Malam harinya saya dipindah (jalan sendiri) ke ruang nifas. Tentunya bersama bayi saya, Lintang Jati. Saat ia menangis untuk ganti popok atau minta nenen ya harus saya lakukan sendiri. Dia tidur seranjang sama saya malam itu meskipun ada box bayi di sebelah ranjang saya. Saya merasa lega dan bahagia cuma kangen aja sama mas Gilang di rumah.

Lintang 24 hari, 4 kg
Sebenarnya, melahirkan normal ataupun secar (dengan indikasi medis) sama saja. Yang penting ibu dan bayi sehat dan selamat. Namun, saya lebih memilih normal karena panggilan hati dan keyakinan bahwa saya bisa. Keyakinan itu saya barengi dengan pemberdayaan diri (tapi ga maksimal, hiks) dan doa sama Allah. Saya nggak ikut kelas kehamilan di manapun tapi saya rajin baca, saya makan apa saja yang baik, saya rutin senam kehamilan, saya naik gunung saat usia kehamilan lima bulan (eh ini enggak termasuk ya), saya pasrahh sama Allah dan minta doa dari banyak orang. Syukurlah bisa melahirkan normal. Saya juga yakin suami saya pun senang karena bebannya nggak seberat saat saya usai melahirkan secar dulu. Seminggu setelah pulang dari RS saya nyuci sendiri, setrika sendiri, kontrol ke RS sendiri, bisa ngopeni dua anak sekaligus. Coba kalau saya secar lagi? Banyak pekerjaan yang harus diambil alih suami. 
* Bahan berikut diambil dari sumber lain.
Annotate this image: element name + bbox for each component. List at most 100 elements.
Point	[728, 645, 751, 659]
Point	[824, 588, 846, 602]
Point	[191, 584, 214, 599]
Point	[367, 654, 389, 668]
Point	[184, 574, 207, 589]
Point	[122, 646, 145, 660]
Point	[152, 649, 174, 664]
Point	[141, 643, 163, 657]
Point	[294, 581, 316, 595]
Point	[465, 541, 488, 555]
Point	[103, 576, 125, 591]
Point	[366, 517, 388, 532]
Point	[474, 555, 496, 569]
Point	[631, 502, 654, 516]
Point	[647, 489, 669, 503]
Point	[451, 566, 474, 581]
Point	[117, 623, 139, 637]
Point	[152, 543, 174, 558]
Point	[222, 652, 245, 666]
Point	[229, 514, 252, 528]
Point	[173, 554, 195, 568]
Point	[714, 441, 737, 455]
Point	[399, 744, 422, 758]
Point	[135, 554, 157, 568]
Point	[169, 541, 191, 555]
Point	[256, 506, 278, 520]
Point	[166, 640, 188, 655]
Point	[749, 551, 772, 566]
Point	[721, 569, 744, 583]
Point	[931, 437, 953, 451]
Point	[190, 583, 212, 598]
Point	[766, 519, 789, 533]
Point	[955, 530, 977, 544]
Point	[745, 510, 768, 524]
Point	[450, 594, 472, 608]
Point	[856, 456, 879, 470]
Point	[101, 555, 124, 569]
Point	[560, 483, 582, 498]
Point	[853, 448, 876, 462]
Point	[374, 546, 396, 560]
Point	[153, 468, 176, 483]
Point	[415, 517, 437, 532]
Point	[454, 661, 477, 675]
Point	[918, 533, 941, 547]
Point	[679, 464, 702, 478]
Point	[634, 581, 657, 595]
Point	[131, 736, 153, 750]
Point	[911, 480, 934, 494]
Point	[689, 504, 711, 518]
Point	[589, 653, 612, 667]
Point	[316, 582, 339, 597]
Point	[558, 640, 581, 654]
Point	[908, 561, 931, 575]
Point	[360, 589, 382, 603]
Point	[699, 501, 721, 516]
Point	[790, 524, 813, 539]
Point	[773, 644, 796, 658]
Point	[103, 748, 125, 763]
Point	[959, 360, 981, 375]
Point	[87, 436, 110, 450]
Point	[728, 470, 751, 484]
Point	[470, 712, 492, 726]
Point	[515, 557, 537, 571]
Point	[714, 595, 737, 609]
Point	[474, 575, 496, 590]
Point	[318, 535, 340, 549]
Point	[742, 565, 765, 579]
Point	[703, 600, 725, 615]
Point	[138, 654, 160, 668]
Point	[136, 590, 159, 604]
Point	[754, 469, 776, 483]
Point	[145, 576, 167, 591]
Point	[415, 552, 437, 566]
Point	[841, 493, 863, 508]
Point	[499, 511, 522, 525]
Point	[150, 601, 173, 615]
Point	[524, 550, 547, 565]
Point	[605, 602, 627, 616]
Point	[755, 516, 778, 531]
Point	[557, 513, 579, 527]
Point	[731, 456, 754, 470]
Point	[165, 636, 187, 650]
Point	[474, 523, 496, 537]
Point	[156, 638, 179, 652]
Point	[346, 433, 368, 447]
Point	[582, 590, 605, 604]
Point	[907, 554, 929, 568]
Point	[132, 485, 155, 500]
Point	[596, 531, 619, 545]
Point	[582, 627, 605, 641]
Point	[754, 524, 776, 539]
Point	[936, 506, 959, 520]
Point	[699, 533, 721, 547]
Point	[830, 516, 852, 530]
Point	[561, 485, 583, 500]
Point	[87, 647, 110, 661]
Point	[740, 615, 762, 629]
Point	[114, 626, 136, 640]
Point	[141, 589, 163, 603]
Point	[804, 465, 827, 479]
Sungguh Allah Maha Berencana.. Maha Berkehendak.. Maha Pengasih dan Penyayang.

Dan sungguh perjuangan ibu melahirkan sangat berat. Makanya berbakti yaa sama ibu.

Nb: Teruntuk ibu dokter yang menyuruh saya secar lagi, saya tidak marah, saya hanya kecewa karena ibu dokter mudah sekali menyuruh saya sc hanya karena sekali periksa nampak lilitan tali pusat sedang di mesin USG yang lain dengan dokter lain ternyata tali pusat itu hanya lewat. Barangkali ibu dokter terlalu gegabah. Ada satu lagi, kata-kata ibu dokter, "Lebih baik dioperasi sebelum sakit. Nanti kalau kita coba normal, lalu sakit, trus ibu nggak tahan dan minta secar, seperti kasus tadi malam ada pasien ga kuat nahan sakit jam 3 pagi minta disecar, itu kan malah merepotkan. Dokter juga manusia yang butuh istirahat". SAYA JUGA MANUSIA, SEORANG IBU, SESEORANG YG INGIN BERUSAHA DULU SEKUAT TENAGA MENGEJAR SEGALA KEMUNGKINAN SEBELUM BERAKHIR DI MEJA OPERASI.